There have been endless discussions about achieving a film look with video. It's getting easier to simulate film gamma and grain, but just converting or shooting 24P doesn't match the temporal look of projected film or the motion blur you get with a film camera. The motion blur when shooting on film comes from the exposure time of 1/51 second (170º shutter @ 24fps), while the temporal effect or movement between frames comes from the frame rate. You can duplicate the temporal effect, but unless your video camera can match the exposure time you can't duplicate the motion blur. You can duplicate the motion blur of CGI (like text) elements in AE by adjusting the shutter angle in the composition settings. If your output device is feeding a standard monitor or is being broadcast the video sent to the screen will be delivered every other horizontal line at a time. Only displays and delivery systems (progressive DVD or Blur Ray players) capable of delivering each row of pixels sequentially can mimic projected film.
Now that I've bored you to death, if your delivery system is capable of delivering full frames and your display device has a refresh rate that matches or is higher than the frame rate of the video then you will not be able to detect any partial frames or temporal artifacts in the playback. Retinal retention will smooth out any temporal artifacts in the playback system unless the motion of elements in the frame is in sync with the difference between frame rate and refresh rate. I probably haven't answered your question, but I can promise you that if your animations look fine on a CRT, they'll look fine on a 240 hz monitor. It's nothing to obsess about.
Rick Gerard wrote:
Now that I've bored you to death,...
You're not boring anyone. You and Dan Ebberts are the two grand seigneurs of the AE world and your balanced and well-versed insights are deeply appreciated even by someone as hotheaded as me. You're an endless source of valuable experience and good advise.
Hi Rick, Andrew & Mylenium,
Thank you very much for your insight. I am new to videography. I just bought my Canon HF S100 a couple of weeks and purchased my first adobe editing software at the same time. I love this stuff and am reading material and watching tutorial videos as often as I can to get caught up to speed. As a matter of fact I just stepped up to Adobe Creative Suite 4 Production Premium software, which arrived in the mail yesterday and am excited to learn and use it.
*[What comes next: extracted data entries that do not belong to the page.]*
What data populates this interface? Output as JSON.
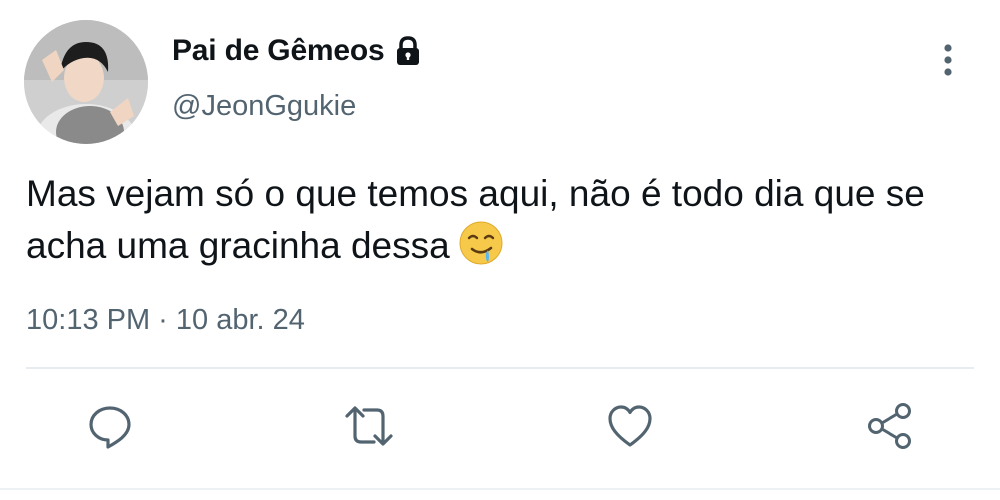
{
  "tweet": {
    "author": {
      "display_name": "Pai de Gêmeos",
      "handle": "@JeonGgukie",
      "protected_icon": "lock-icon",
      "avatar": "profile-photo"
    },
    "text": "Mas vejam só o que temos aqui, não é todo dia que se acha uma gracinha dessa",
    "emoji": "drooling-face-emoji",
    "timestamp": "10:13 PM · 10 abr. 24",
    "menu_icon": "more-vertical-icon"
  },
  "actions": [
    {
      "name": "reply",
      "icon": "reply-icon"
    },
    {
      "name": "retweet",
      "icon": "retweet-icon"
    },
    {
      "name": "like",
      "icon": "heart-icon"
    },
    {
      "name": "share",
      "icon": "share-icon"
    }
  ],
  "colors": {
    "text_primary": "#0f1419",
    "text_secondary": "#536471",
    "icon": "#536471",
    "divider": "#e6ecf0",
    "background": "#ffffff"
  }
}
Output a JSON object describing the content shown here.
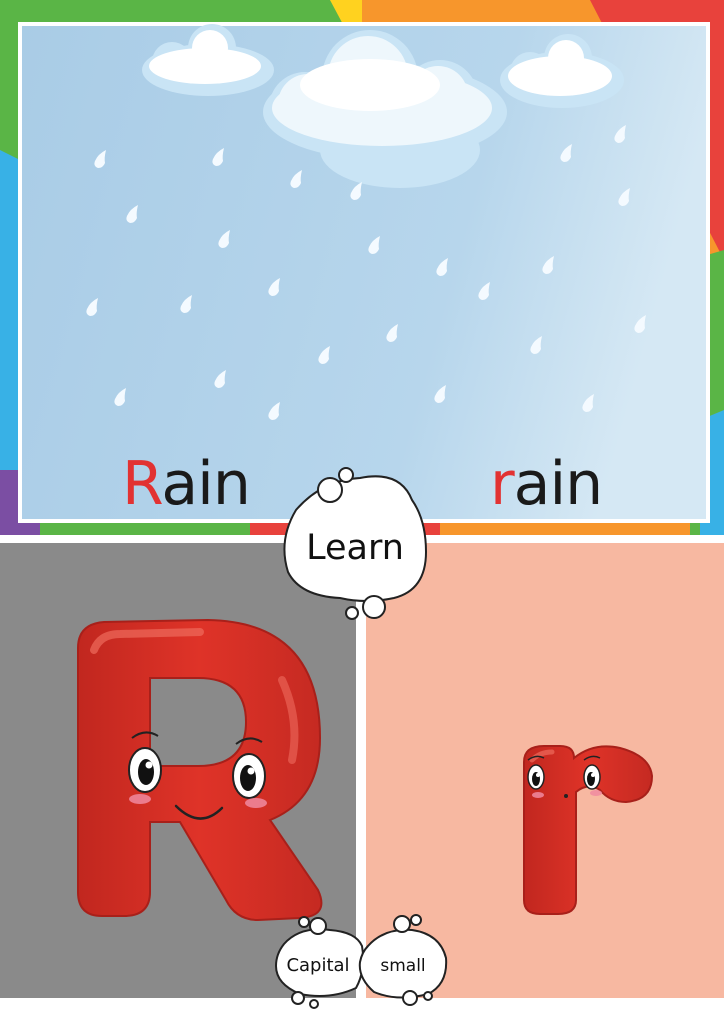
{
  "top_panel": {
    "word_capital": {
      "first_letter": "R",
      "rest": "ain"
    },
    "word_small": {
      "first_letter": "r",
      "rest": "ain"
    }
  },
  "center_bubble": {
    "label": "Learn"
  },
  "bottom_panels": {
    "capital_label": "Capital",
    "small_label": "small",
    "left_bg_color": "#8a8a8a",
    "right_bg_color": "#f7b8a1"
  },
  "colors": {
    "accent_red": "#e23232",
    "sky": "#b9d8ee",
    "frame_rainbow": [
      "#e8423c",
      "#f7962c",
      "#ffd21f",
      "#5ab546",
      "#38b1e6",
      "#7b4ea3"
    ]
  },
  "icons": [
    "rain-cloud-icon",
    "raindrop-icon",
    "letter-R-character",
    "letter-r-character"
  ]
}
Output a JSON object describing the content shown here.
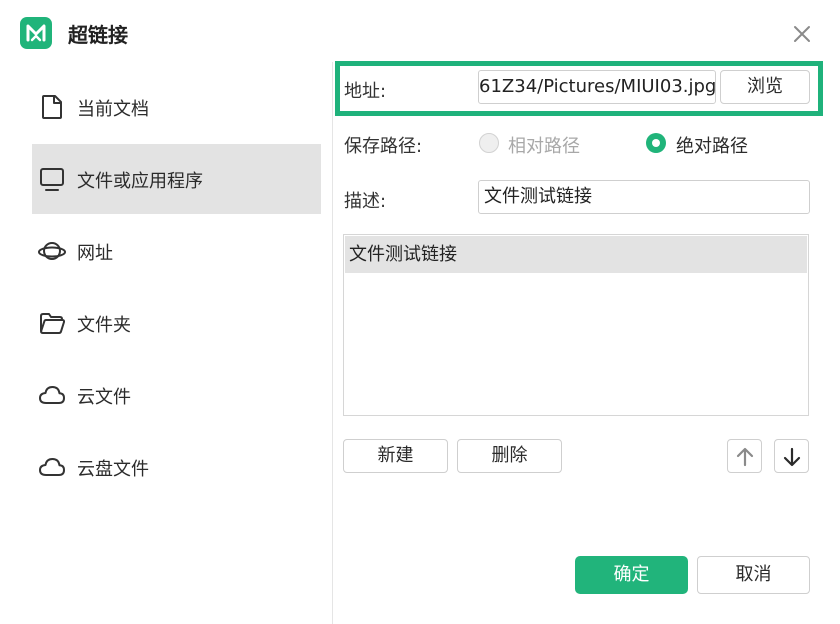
{
  "dialog": {
    "title": "超链接",
    "app_icon": "mindmaster-logo-icon",
    "close_icon": "close-icon"
  },
  "sidebar": {
    "items": [
      {
        "label": "当前文档",
        "icon": "document-icon",
        "active": false
      },
      {
        "label": "文件或应用程序",
        "icon": "monitor-icon",
        "active": true
      },
      {
        "label": "网址",
        "icon": "planet-icon",
        "active": false
      },
      {
        "label": "文件夹",
        "icon": "folder-icon",
        "active": false
      },
      {
        "label": "云文件",
        "icon": "cloud-icon",
        "active": false
      },
      {
        "label": "云盘文件",
        "icon": "cloud-icon",
        "active": false
      }
    ]
  },
  "form": {
    "address_label": "地址:",
    "address_value": "61Z34/Pictures/MIUI03.jpg",
    "browse_label": "浏览",
    "save_path_label": "保存路径:",
    "relative_path_label": "相对路径",
    "absolute_path_label": "绝对路径",
    "selected_path": "绝对路径",
    "description_label": "描述:",
    "description_value": "文件测试链接"
  },
  "link_list": {
    "items": [
      "文件测试链接"
    ]
  },
  "list_actions": {
    "new_label": "新建",
    "delete_label": "删除",
    "up_icon": "arrow-up-icon",
    "down_icon": "arrow-down-icon"
  },
  "footer": {
    "ok_label": "确定",
    "cancel_label": "取消"
  },
  "colors": {
    "accent": "#20b47a",
    "active_item_bg": "#e3e3e3",
    "border": "#cfcfcf"
  }
}
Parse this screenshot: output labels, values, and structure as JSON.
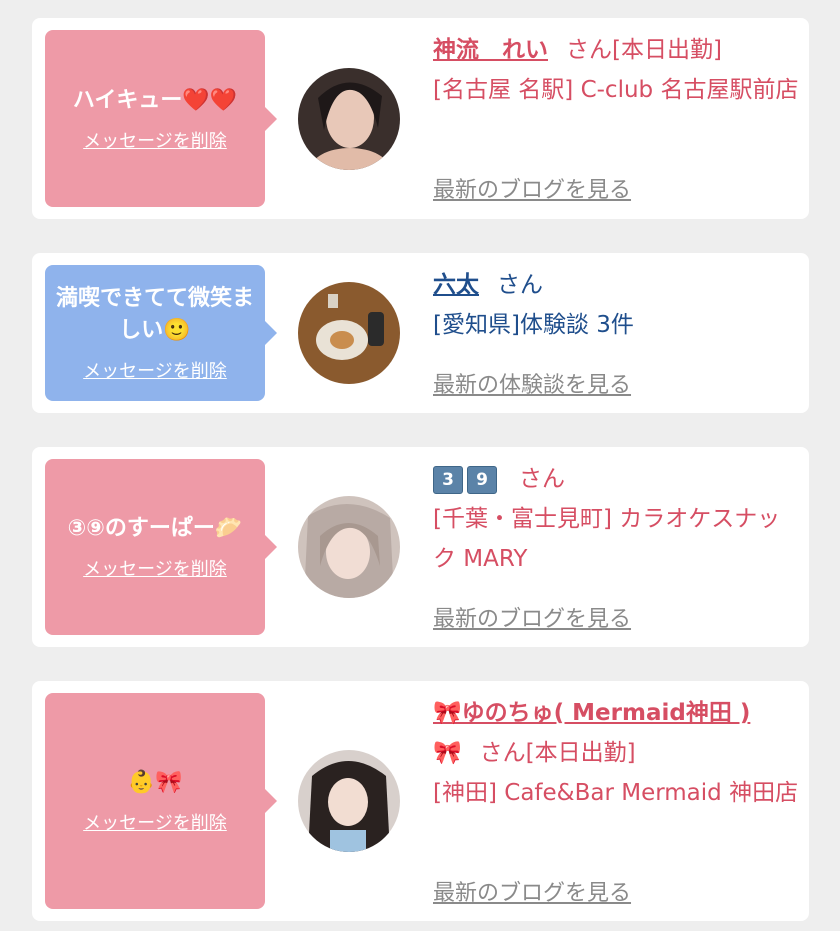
{
  "colors": {
    "pink_bubble": "#ee9aa7",
    "blue_bubble": "#8fb3ec",
    "red_text": "#d64e63",
    "navy_text": "#1f4e8c",
    "gray_link": "#8a8a8a"
  },
  "delete_label": "メッセージを削除",
  "cards": [
    {
      "message": "ハイキュー❤️❤️",
      "name": "神流　れい",
      "san": "さん",
      "status": "[本日出勤]",
      "shop": "[名古屋 名駅] C-club 名古屋駅前店",
      "more": "最新のブログを見る"
    },
    {
      "message": "満喫できてて微笑ましい🙂",
      "name": "六太",
      "san": "さん",
      "status": "",
      "shop": "[愛知県]体験談 3件",
      "more": "最新の体験談を見る"
    },
    {
      "message": "③⑨のすーぱー🥟",
      "name_box1": "3",
      "name_box2": "9",
      "san": "さん",
      "status": "",
      "shop": "[千葉・富士見町] カラオケスナック MARY",
      "more": "最新のブログを見る"
    },
    {
      "message": "👶🎀",
      "name": "🎀ゆのちゅ( Mermaid神田 )",
      "name_line2": "🎀",
      "san": "さん",
      "status": "[本日出勤]",
      "shop": "[神田] Cafe&Bar Mermaid 神田店",
      "more": "最新のブログを見る"
    }
  ]
}
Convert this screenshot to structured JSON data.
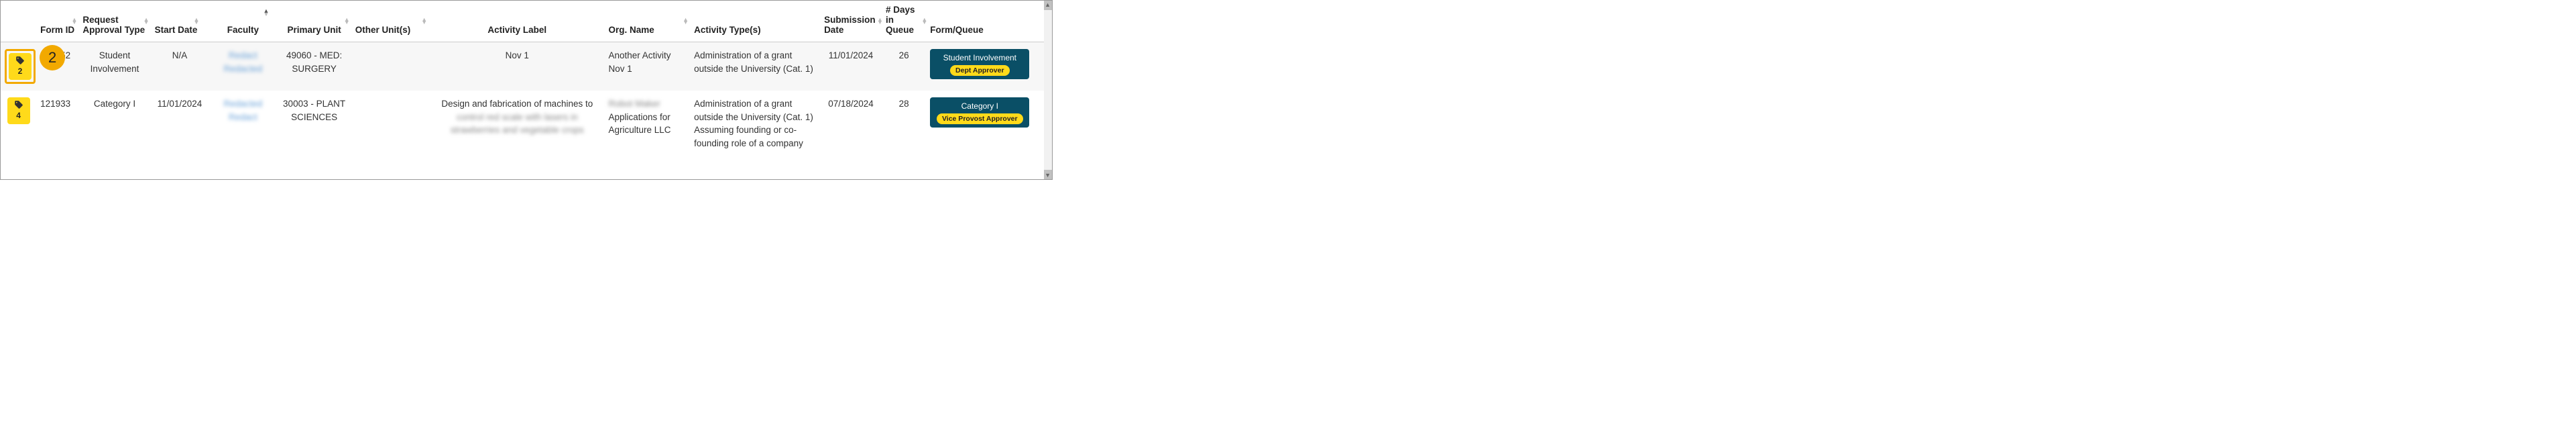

As I understand, one function of AE allows you to remove the 3:2 pull down (reverse pulldown), which I would like to be able to do when I shoot in24p. Although my camcorder can shoot 24p it records it to 60i by applying the 3:2 pulldown.
I have a question with the workflow when using reverse pulldown function in AE. I want to reverse the pulldown, edit my video, add compositions and then output to 24p. I think the best way to proceed is to import all my video clips from my shoot into AE and then interpret each clip and remove the pulldown. Once that is accomplished I should then do my rough edits in Adobe Premiere CS4 and then using dynamic links export it to AE to complete my affects. I understand that by using the dynamic link the video is no decompressed. After removing the 3:2 pulldown in AE, do I simply save each clip to my hard drive and then import the 24p clips into Premiere or do I transfer all the clips to Premiere via the dynamic link? I think if I save the clips to the hard drive a render occurs. It is my understanding that you really don’t want to do a render until your ready to output your final product because each time you render you could be losing quality.
Lastly, Rick where can I read up more on motion blur and shutter speed?
> Lastly, Rick where can I read up more on motion blur and shutter speed?
You can start with the "Motion blur" section of After Effects Help. That document and its comments contain some links to articles by Mark Christiansen and Chris & Trish Meyer.